Not surprisingly, we demonstrated quantitative association between the size of skin test and the specific IgE levels to pollens especially Artemisia vulgaris and Ambrosia artemisifolia and moderate-severe intermittent rhinitis. Although we did not analyze the data by stratification of the patients with regions and seasons in this paper, we predict that these patients are mainly from the northern parts of China undergoing clinical sampling during the season from July to September [12]. One recently published study [11] demonstrated that sIgE levels to birch- and grass-pollen at baseline as well as during the pollen season were associated with seasonal symptom severity of rhinitis and use of rescue medications. In contrast, adult patients with seasonal allergic rhinitis have been investigated by several studies in this respect. Some investigators found a positive association between sIgE levels and clinical symptoms [29, 30], although symptoms were also dependent on other factors, such as the ease of histamine release by basophils. Other studies did not find strong associations or reported inconsistent findings [31, 32]. This inconsistency may be explained by differences in allergens, age or other characteristics of the patient populations studied. At least this seems to be the reason for a marked variability in the outcome of a variety of studies investigating the capacity to predict symptomatic allergy from sIgE levels in children [33]. We therefore assume that some of the above-mentioned differences among studies in respiratory allergies may be explained by the varying parameters of the allergens studied, the age of the patients and the measurements of clinical disease severity.

Surprisingly, we failed to find the relationship between HDM skin test size and specific IgE levels and severity of any type of rhinitis, especially persistent rhinitis, however, our finding supports the facts that outdoor allergens affect rhinitis significantly [13, 20]. Many studies have shown that pollen such as Artemisia vulgaris and Ambrosia artemisifolia is a larger allergen compared with HDMs and is mainly deposited in the upper airway where it induces local inflammatory or pathological changes, whereas enzymatic activity of pyroglyphid mites seems to be important in the pathogenicity of lower airway and systemic inflammations [34, 35]. We have extended this observation by demonstrating the same associations for Chinese weed grass pollens Artemisia vulgaris and Ambrosia artemisifolia within the group of patients defined as atopic using standard definitions [17]. These findings also indicate that IgE-mediated sensitization is not dichotomous in its relation to the expression, severity and temporal pattern of upper and lower respiratory allergic diseases.

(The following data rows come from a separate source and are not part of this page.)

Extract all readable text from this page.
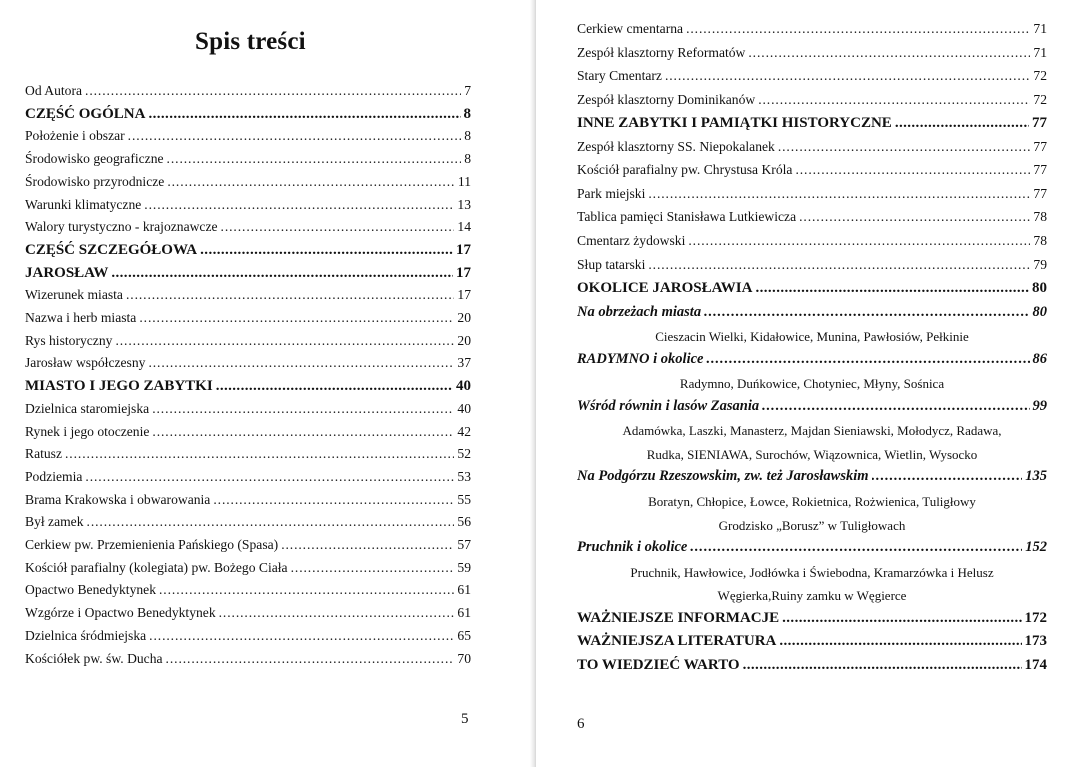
Spis treści
Od Autora .....	7
CZĘŚĆ OGÓLNA .....	8
Położenie i obszar .....	8
Środowisko geograficzne .....	8
Środowisko przyrodnicze .....	11
Warunki klimatyczne .....	13
Walory turystyczno - krajoznawcze .....	14
CZĘŚĆ SZCZEGÓŁOWA .....	17
JAROSŁAW .....	17
Wizerunek miasta .....	17
Nazwa i herb miasta .....	20
Rys historyczny .....	20
Jarosław współczesny .....	37
MIASTO I JEGO ZABYTKI .....	40
Dzielnica staromiejska .....	40
Rynek i jego otoczenie .....	42
Ratusz .....	52
Podziemia .....	53
Brama Krakowska i obwarowania .....	55
Był zamek .....	56
Cerkiew pw. Przemienienia Pańskiego (Spasa) .....	57
Kościół parafialny (kolegiata) pw. Bożego Ciała .....	59
Opactwo Benedyktynek .....	61
Wzgórze i Opactwo Benedyktynek .....	61
Dzielnica śródmiejska .....	65
Kościółek pw. św. Ducha .....	70
5
Cerkiew cmentarna .....	71
Zespół klasztorny Reformatów .....	71
Stary Cmentarz .....	72
Zespół klasztorny Dominikanów .....	72
INNE ZABYTKI I PAMIĄTKI HISTORYCZNE .....	77
Zespół klasztorny SS. Niepokalanek .....	77
Kościół parafialny pw. Chrystusa Króla .....	77
Park miejski .....	77
Tablica pamięci Stanisława Lutkiewicza .....	78
Cmentarz żydowski .....	78
Słup tatarski .....	79
OKOLICE JAROSŁAWIA .....	80
Na obrzeżach miasta .....	80
Cieszacin Wielki, Kidałowice, Munina, Pawłosiów, Pełkinie
RADYMNO i okolice .....	86
Radymno, Duńkowice, Chotyniec, Młyny, Sośnica
Wśród równin i lasów Zasania .....	99
Adamówka, Laszki, Manasterz, Majdan Sieniawski, Mołodycz, Radawa,
Rudka, SIENIAWA, Surochów, Wiązownica, Wietlin, Wysocko
Na Podgórzu Rzeszowskim, zw. też Jarosławskim .....	135
Boratyn, Chłopice, Łowce, Rokietnica, Rożwienica, Tuligłowy
Grodzisko „Borusz” w Tuligłowach
Pruchnik i okolice .....	152
Pruchnik, Hawłowice, Jodłówka i Świebodna, Kramarzówka i Helusz
Węgierka,Ruiny zamku w Węgierce
WAŻNIEJSZE INFORMACJE .....	172
WAŻNIEJSZA LITERATURA .....	173
TO WIEDZIEĆ WARTO .....	174
6
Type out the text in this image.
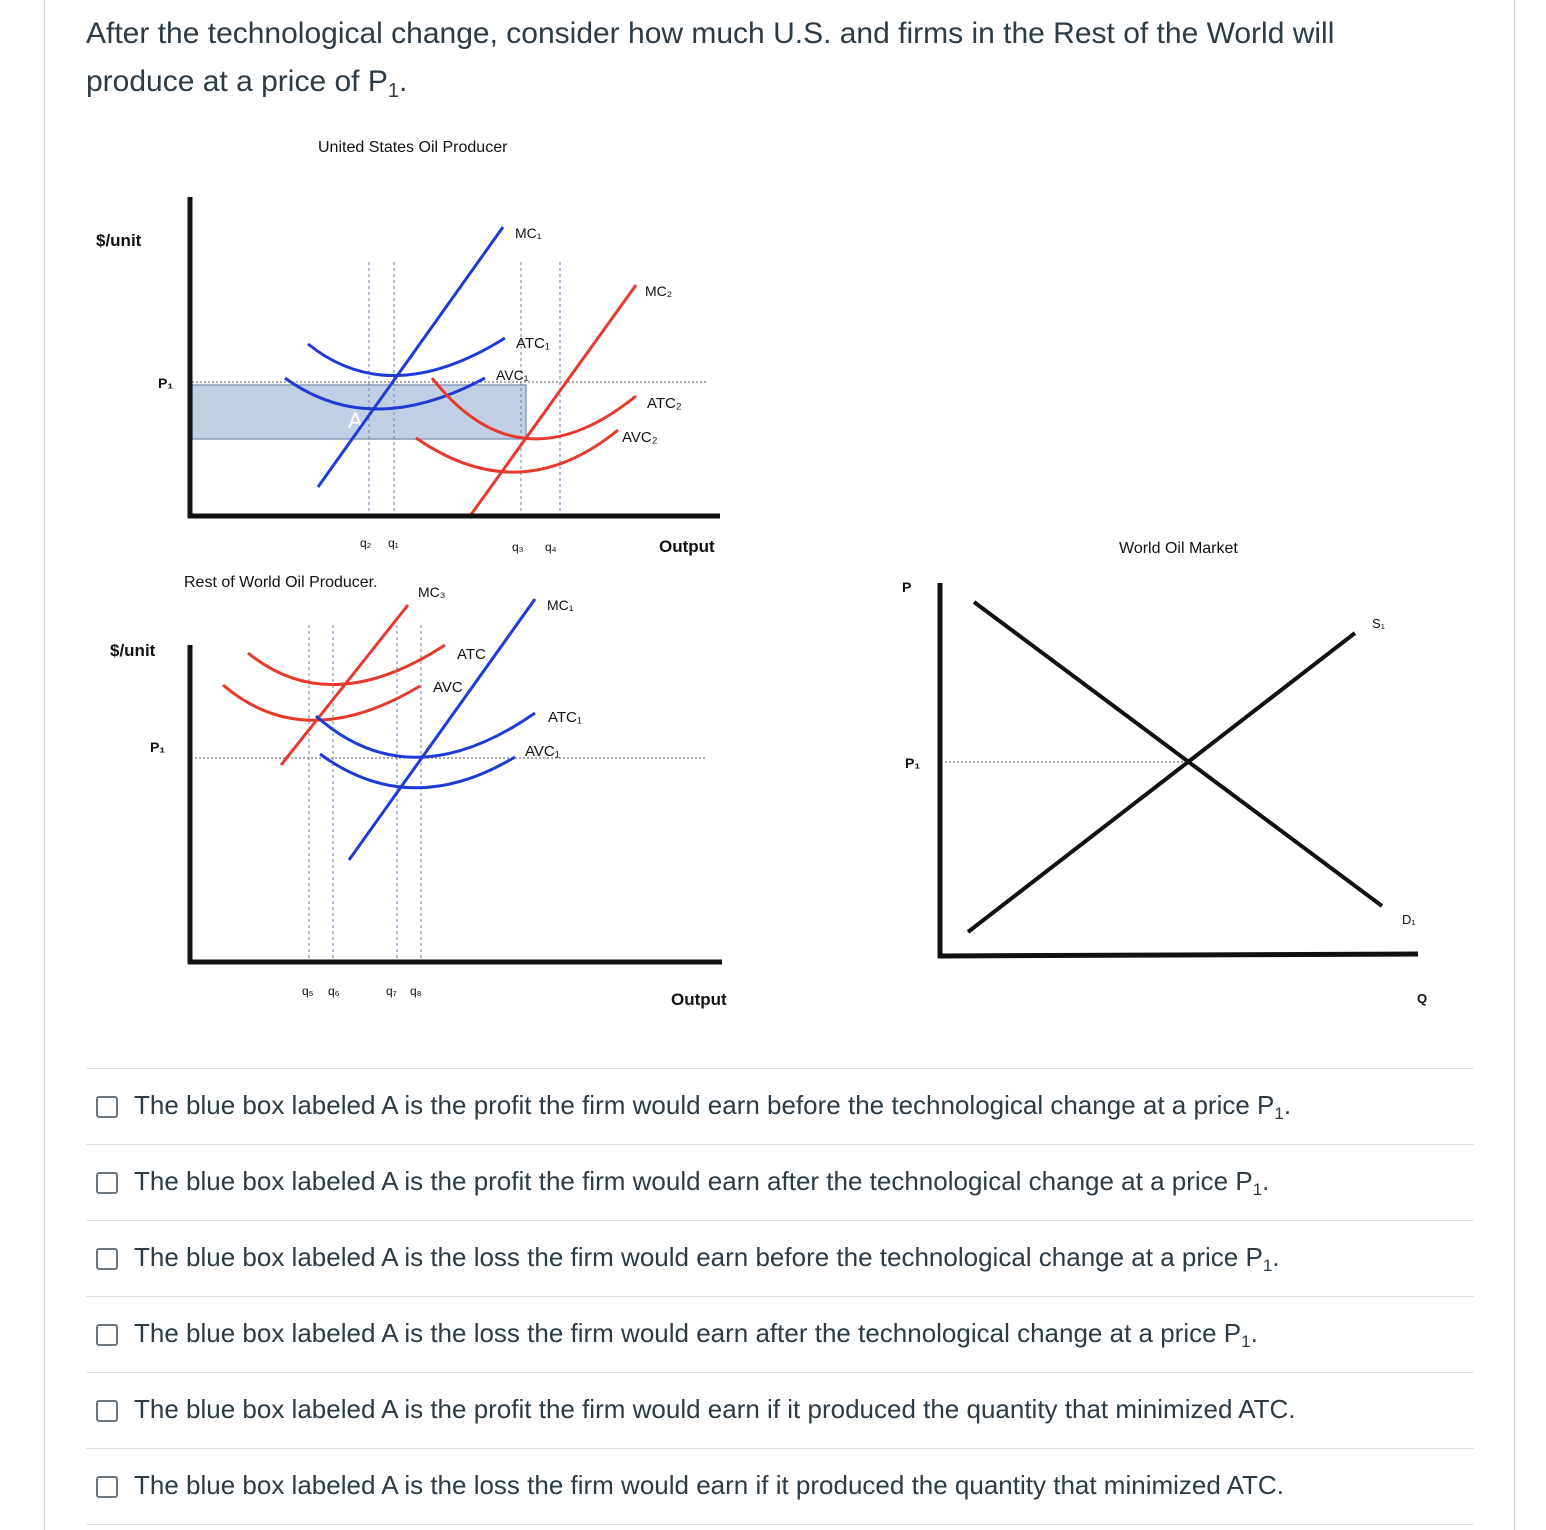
After the technological change, consider how much U.S. and firms in the Rest of the World will
produce at a price of $P_1$.
United States Oil Producer
$/unit
P₁
A
MC₁
MC₂
ATC₁
AVC₁
ATC₂
AVC₂
q₂ q₁	q₃ q₄	Output
Rest of World Oil Producer.
$/unit
P₁
MC₃
MC₁
ATC
AVC
ATC₁
AVC₁
q₅ q₆	q₇ q₈	Output
World Oil Market
P
P₁
S₁
D₁
Q
The blue box labeled A is the profit the firm would earn before the technological change at a price $P_1$.
The blue box labeled A is the profit the firm would earn after the technological change at a price $P_1$.
The blue box labeled A is the loss the firm would earn before the technological change at a price $P_1$.
The blue box labeled A is the loss the firm would earn after the technological change at a price $P_1$.
The blue box labeled A is the profit the firm would earn if it produced the quantity that minimized ATC.
The blue box labeled A is the loss the firm would earn if it produced the quantity that minimized ATC.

In this study, we also found by both skin test and sIgE measurements that patients with sensitizations to multiple allergens were significantly more likely to have more severe rhinitis and asthma. Our results are in agreement with the study by Simpson et al. [36]. They investigated a group of adults with asthma showing that sensitization to dust mite, cat, dog, and mixed grasses as well as multiple sensitizations were all independently associated with asthma. The data of another study [13] suggested that the development of specific IgE response to multiple indoor allergens is an important factor in the persistence of bronchial obstruction in children with asthma.

In summary, the results of the current study emphasize the importance of sensitization to indoor allergens in asthma severity and to outdoor allergens in severity of rhinitis. Sensitization to more than one allergenic source also significantly increases the possibility of developing moderate-severe rhinitis and asthma.